Sangre de Cristo National Heritage Area is a federally designated National Heritage Area in the south central portion of the U.S. state of Colorado. The heritage area includes the San Luis Valley and portions of the Sangre de Cristo Range. The region combines influences of Anglo-American, Hispano-American and Native American influences. It also includes portions of the upper Rio Grande valley.

==Extent==
The national heritage area includes Alamosa, Costilla, and Conejos counties, and portions of Saguache and Rio Grande counties. It also includes within its boundaries Great Sand Dunes National Park and Preserve, Baca National Wildlife Refuge, the Sangre de Cristo Wilderness, the South San Juan Wilderness, Sangre de Cristo Wilderness Area, San Luis Wilderness Study Area, Monte Vista National Wildlife Refuge, Alamosa National Wildlife Refuge and the Medano-Zapata Ranch. Other features include the Trujillo Homestead, a National Historic Landmark.

==Cultural preservation==
The area overlaps with the "Hispano Homeland", the ethnically distinct Hispanic population in the upper Rio Grande Valley and adjoining uplands, as described by academic, Richard Nostrand.
The national heritage area was established to preserve and promote the region's distinctive cultural and natural features.

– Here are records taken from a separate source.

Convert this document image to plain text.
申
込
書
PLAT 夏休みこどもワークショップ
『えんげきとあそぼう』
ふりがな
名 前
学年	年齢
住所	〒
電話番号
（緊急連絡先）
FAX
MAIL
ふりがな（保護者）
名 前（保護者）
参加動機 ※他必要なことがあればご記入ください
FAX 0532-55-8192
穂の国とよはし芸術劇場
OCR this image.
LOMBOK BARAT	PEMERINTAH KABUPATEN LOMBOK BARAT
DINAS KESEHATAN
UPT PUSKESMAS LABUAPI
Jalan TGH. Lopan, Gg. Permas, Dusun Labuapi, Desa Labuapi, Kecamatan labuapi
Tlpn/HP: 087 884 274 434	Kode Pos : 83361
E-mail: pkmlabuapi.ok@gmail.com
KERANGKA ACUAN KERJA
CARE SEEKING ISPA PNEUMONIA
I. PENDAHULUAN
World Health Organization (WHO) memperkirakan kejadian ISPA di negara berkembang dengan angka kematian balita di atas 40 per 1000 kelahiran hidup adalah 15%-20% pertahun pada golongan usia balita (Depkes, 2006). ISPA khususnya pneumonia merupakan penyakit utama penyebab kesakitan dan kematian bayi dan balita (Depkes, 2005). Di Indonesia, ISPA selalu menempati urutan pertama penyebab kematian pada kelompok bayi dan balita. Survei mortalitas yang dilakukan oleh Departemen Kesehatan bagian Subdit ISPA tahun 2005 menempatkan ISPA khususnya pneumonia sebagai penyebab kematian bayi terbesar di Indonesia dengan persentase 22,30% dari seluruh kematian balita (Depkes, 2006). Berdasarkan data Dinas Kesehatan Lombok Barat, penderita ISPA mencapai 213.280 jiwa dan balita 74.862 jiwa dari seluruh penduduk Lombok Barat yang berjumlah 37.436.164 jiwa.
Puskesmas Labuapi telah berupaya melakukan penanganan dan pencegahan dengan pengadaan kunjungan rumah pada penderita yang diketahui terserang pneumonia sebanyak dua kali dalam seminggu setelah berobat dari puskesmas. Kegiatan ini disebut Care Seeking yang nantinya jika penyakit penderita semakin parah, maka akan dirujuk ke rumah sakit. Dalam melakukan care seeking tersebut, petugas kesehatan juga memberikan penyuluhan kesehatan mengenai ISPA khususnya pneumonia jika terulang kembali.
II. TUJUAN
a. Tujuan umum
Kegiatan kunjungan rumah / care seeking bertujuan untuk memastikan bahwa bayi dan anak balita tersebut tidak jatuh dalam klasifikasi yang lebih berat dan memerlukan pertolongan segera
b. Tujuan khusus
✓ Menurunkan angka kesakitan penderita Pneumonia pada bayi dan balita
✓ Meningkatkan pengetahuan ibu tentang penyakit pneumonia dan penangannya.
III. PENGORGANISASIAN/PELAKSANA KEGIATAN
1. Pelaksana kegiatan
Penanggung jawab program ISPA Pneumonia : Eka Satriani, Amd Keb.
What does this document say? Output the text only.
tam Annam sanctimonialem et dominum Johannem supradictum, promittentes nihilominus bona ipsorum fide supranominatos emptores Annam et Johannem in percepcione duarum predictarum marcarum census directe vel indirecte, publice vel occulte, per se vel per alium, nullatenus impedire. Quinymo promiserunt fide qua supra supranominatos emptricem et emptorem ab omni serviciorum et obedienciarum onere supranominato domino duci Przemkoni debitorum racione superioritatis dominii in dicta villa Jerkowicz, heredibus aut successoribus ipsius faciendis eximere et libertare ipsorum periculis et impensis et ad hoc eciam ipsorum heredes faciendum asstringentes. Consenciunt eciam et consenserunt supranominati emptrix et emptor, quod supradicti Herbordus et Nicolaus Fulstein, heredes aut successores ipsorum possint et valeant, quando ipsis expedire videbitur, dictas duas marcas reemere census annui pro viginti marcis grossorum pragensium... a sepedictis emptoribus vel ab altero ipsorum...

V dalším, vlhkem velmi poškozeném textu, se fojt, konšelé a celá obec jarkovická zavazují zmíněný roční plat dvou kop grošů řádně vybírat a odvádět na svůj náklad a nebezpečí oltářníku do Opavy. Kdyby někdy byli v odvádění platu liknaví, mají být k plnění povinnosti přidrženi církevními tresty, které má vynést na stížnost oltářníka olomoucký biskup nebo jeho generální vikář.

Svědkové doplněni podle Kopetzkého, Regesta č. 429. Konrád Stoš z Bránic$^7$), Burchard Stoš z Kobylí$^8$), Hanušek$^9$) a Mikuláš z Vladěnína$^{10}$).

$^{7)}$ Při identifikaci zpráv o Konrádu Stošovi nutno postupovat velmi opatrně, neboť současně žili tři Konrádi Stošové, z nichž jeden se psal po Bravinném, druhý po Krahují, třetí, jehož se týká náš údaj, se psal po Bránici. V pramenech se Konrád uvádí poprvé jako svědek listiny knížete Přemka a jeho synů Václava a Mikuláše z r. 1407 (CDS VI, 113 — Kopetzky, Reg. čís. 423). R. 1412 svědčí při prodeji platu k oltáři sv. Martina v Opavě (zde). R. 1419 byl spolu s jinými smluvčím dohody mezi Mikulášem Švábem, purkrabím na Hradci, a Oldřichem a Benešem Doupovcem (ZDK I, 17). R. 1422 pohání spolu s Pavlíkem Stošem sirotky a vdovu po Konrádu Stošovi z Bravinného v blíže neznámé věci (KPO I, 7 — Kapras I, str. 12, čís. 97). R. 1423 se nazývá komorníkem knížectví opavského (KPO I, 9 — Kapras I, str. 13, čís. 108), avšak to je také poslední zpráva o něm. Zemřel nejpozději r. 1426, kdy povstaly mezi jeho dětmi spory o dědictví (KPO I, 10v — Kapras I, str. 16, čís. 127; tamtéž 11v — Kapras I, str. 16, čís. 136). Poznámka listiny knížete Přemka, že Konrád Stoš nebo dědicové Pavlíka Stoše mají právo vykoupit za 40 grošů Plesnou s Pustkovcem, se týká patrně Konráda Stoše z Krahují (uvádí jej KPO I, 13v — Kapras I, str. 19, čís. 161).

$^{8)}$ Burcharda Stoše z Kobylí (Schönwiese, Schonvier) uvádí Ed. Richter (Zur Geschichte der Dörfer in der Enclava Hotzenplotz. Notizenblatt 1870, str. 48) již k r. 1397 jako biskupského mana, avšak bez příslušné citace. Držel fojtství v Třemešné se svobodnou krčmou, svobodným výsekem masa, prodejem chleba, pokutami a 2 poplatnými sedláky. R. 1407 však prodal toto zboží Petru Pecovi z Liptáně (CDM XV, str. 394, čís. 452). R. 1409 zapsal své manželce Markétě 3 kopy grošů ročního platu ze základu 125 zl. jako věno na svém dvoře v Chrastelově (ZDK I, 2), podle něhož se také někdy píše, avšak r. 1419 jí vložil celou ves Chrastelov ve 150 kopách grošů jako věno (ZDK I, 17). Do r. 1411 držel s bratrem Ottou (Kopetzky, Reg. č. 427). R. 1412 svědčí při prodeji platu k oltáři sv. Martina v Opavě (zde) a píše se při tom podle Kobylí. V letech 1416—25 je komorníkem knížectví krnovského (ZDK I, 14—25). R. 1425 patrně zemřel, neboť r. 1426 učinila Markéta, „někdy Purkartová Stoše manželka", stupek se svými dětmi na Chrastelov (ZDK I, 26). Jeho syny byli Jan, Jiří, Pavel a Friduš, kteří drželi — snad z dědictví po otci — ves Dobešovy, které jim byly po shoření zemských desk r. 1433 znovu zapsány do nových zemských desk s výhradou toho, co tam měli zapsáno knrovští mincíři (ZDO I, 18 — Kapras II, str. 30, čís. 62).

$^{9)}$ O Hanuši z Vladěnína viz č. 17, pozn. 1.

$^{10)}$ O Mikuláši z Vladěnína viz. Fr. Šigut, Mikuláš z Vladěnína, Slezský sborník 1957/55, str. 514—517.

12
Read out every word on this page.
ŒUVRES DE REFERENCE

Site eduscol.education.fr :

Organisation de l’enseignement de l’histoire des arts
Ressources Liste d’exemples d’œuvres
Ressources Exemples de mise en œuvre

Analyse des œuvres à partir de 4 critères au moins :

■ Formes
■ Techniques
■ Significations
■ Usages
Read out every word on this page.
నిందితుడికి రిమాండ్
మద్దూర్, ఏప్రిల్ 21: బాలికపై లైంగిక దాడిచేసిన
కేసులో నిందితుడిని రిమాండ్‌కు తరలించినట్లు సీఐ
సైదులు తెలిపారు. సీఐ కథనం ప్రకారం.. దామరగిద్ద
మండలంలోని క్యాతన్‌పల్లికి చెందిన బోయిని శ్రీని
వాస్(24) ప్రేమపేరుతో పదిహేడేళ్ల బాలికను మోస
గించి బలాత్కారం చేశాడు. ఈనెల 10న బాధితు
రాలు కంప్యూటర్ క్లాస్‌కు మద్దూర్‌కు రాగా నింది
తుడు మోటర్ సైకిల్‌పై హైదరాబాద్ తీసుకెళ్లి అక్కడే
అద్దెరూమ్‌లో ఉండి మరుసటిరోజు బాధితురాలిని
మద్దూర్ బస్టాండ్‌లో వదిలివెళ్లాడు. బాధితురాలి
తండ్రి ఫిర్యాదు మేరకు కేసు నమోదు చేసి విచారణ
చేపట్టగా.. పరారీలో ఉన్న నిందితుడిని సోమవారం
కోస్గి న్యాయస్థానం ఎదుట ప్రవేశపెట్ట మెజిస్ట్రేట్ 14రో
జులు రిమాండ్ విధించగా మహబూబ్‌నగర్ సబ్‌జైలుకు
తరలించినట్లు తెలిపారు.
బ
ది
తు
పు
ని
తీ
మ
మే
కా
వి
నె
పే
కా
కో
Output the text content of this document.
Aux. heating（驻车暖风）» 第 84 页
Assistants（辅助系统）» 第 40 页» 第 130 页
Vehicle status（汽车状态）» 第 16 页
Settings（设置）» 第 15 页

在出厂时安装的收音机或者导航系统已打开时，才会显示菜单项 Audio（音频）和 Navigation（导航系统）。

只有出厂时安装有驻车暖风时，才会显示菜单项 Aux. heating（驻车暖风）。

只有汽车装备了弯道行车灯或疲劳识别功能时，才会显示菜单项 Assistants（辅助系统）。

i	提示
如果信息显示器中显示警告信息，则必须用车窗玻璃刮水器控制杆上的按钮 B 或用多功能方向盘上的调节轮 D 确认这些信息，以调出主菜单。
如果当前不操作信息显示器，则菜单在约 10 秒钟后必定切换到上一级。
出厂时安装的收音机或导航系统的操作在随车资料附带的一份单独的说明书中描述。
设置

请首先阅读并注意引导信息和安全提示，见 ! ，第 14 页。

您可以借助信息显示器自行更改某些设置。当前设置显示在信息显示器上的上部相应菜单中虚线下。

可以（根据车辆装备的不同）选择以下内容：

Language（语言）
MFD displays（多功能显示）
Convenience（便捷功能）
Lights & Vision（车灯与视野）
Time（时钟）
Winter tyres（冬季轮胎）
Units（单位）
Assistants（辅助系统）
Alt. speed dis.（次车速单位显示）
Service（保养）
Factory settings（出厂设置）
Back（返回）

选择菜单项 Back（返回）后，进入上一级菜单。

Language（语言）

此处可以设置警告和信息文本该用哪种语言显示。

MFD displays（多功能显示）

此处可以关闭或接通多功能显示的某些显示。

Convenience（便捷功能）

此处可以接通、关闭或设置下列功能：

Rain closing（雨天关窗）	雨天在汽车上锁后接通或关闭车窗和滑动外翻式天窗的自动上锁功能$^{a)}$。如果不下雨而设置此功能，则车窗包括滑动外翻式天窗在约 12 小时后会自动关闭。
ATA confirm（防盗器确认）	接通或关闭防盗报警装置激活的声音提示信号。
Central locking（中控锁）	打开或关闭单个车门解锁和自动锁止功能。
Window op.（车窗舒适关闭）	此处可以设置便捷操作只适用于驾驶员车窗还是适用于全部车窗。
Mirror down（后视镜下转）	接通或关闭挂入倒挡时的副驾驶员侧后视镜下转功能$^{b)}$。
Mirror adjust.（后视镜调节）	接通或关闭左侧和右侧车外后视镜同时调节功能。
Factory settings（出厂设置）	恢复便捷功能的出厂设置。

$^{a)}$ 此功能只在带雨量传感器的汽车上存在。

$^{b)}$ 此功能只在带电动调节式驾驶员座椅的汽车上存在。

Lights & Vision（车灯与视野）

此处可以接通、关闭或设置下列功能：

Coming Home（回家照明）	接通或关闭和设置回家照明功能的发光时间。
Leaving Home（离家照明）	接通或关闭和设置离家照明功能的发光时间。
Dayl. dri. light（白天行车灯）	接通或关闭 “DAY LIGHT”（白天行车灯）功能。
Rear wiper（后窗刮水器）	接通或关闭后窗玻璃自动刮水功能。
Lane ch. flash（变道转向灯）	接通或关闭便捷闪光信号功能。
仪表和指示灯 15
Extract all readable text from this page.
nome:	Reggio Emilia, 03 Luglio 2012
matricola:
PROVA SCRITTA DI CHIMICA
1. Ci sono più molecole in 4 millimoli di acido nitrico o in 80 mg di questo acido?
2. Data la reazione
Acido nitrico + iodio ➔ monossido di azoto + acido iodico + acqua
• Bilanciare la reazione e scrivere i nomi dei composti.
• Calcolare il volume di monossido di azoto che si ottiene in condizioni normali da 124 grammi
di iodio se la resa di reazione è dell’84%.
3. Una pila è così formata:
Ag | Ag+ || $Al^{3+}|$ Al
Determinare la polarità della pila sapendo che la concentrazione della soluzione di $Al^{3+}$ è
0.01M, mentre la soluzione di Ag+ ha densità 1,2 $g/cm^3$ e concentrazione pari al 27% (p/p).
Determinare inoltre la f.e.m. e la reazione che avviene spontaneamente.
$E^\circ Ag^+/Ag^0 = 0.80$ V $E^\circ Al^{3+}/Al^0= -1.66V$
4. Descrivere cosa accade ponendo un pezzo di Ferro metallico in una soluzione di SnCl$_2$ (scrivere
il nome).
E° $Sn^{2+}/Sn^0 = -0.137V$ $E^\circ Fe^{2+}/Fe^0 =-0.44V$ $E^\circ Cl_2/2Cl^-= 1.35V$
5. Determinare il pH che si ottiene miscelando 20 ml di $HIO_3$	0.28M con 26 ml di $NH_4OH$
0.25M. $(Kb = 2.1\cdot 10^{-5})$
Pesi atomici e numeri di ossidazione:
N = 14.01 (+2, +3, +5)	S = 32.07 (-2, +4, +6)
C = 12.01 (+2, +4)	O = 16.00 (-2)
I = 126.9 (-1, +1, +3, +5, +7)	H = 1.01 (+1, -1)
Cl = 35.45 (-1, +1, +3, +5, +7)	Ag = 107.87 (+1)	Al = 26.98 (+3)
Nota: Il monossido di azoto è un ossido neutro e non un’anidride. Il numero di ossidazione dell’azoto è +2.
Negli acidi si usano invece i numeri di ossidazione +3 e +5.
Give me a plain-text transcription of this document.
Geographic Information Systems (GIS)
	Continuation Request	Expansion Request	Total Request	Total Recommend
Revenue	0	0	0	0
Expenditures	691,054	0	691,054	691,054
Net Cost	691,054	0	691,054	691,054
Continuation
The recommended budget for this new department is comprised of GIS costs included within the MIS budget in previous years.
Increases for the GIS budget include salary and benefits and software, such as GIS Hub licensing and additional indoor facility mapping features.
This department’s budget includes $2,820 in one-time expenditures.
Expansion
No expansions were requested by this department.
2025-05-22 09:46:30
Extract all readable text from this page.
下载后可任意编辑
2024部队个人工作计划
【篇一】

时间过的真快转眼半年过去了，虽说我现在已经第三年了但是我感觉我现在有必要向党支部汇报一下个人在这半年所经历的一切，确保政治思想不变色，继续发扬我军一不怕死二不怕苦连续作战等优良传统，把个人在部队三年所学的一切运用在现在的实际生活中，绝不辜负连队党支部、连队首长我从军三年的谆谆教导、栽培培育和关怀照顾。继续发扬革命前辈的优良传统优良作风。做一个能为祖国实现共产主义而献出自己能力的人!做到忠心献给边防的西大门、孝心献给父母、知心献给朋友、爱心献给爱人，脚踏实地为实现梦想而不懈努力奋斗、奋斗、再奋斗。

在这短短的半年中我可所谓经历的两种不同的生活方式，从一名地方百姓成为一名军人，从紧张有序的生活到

The San Luis Valley was culturally isolated for much of its history, preserving a distinctive local Spanish dialect and vocabulary. A high proportion of the local population is descended from Hispanos, Spanish colonial settlers who arrived in the area in the 1850s, the first permanent European settlers in Colorado.

Sangre de Cristo National Heritage Area was established by the Omnibus Public Land Management Act of 2009.